Anerkennung von Wundern
Es stellt sich uns mithin die Frage, ob sich die Verheißung Jesu, Wunderzeichen werden den Gang seiner
Stiftung durch die Zeit begleiten, erfüllt hat. Heute ist eine Pauschalverurteilung
aller mittelalterlichen Berichte über Wunderheilungen als Legenden einer
wundersüchtigen und kritiklosen Zeit. Dazu bedarf es einer Richtigstellung. Für
Kanonisationen, das heißt für Selig- und Heiligsprechungen fordert die Kirche
zumeist eine Bestätigung durch Wunderheilungen. Dabei wurden auch im
Mittelalter die Zeugen unter Eid vernommen.
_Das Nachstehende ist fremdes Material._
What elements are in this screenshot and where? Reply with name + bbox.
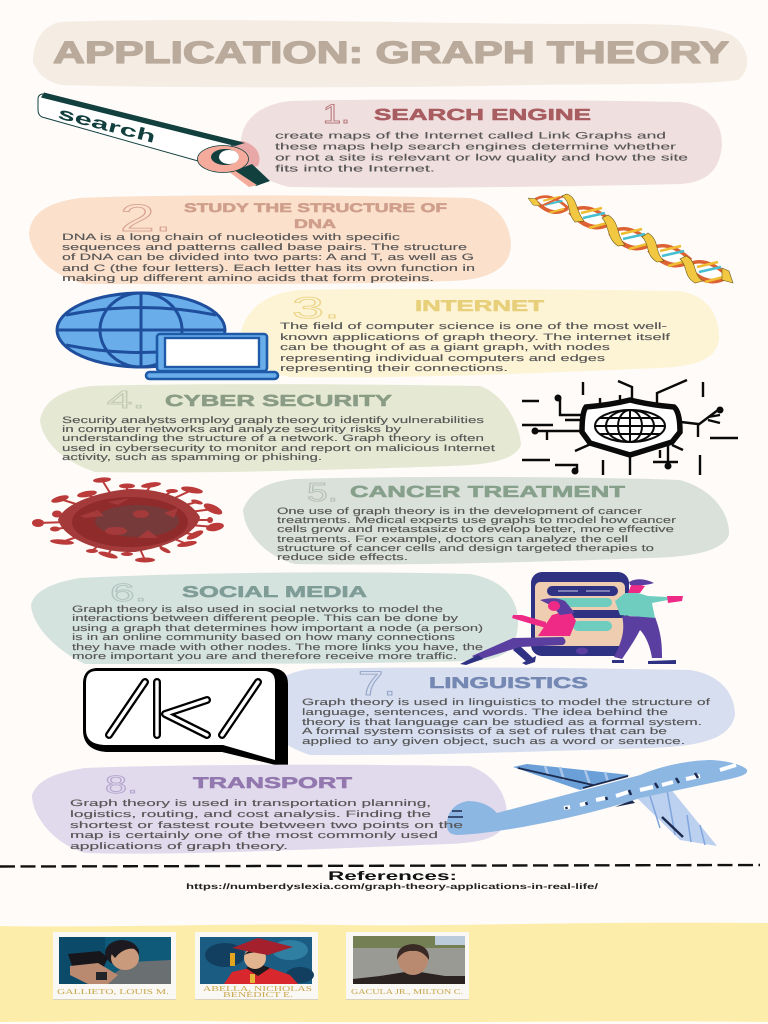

Wer sich die damals gebräuchlichen
Eidesformeln ansieht, erkennt auch an ihnen, wie ernst man es schon damals mit
der Wahrheit genommen hat.
Als Beispiel eines Eides,
wie er regelmäßig den Zeugen in einem Kanonisationsverfahren abverlangt wurde
und heute noch in ähnlicher Weise üblich ist, zitiert Wilhelm Schamoni in
seinem Dokumentarwerk „Wunder sind Tatsachen“ aus Heiligsprechungsakten
übersetzt, „was im Jahre 1307 die Zeugen im Prozeß des hl. Thomas von Cantelup,
Bischof von Hereford in England, schworen, nämlich daß sie, über alles die
ganze, volle, reine, lautere und einfache Wahrheit sagen würden, die sie
wüssten oder glaubten oder gehört hätten, daß sie nicht aus persönlicher
Zuneigung und Begünstigung oder aus freundschaftlichen oder wegen eines
persönlichen Vorteil, den sie selbst oder durch andere schon erlang hätten,
erlangen würden oder zu erlangen hofften, oder aus Furcht oder aus Hass etwas
verschweigen würden, und daß sie nicht betrügerisch etwas Falsches einflechten
oder etwas Wahres unterschlagen würden und daß sie nicht aus Eigenem etwas
hinzufügen würden und daß sie über ihre Aussagen mit niemand sprechen würden
bis zur Veröffentlichung des Urteils der Kirche“ (Acta Sanctorum, Oct. I, Antverpiae 1746, S. 588, Nr. 268f).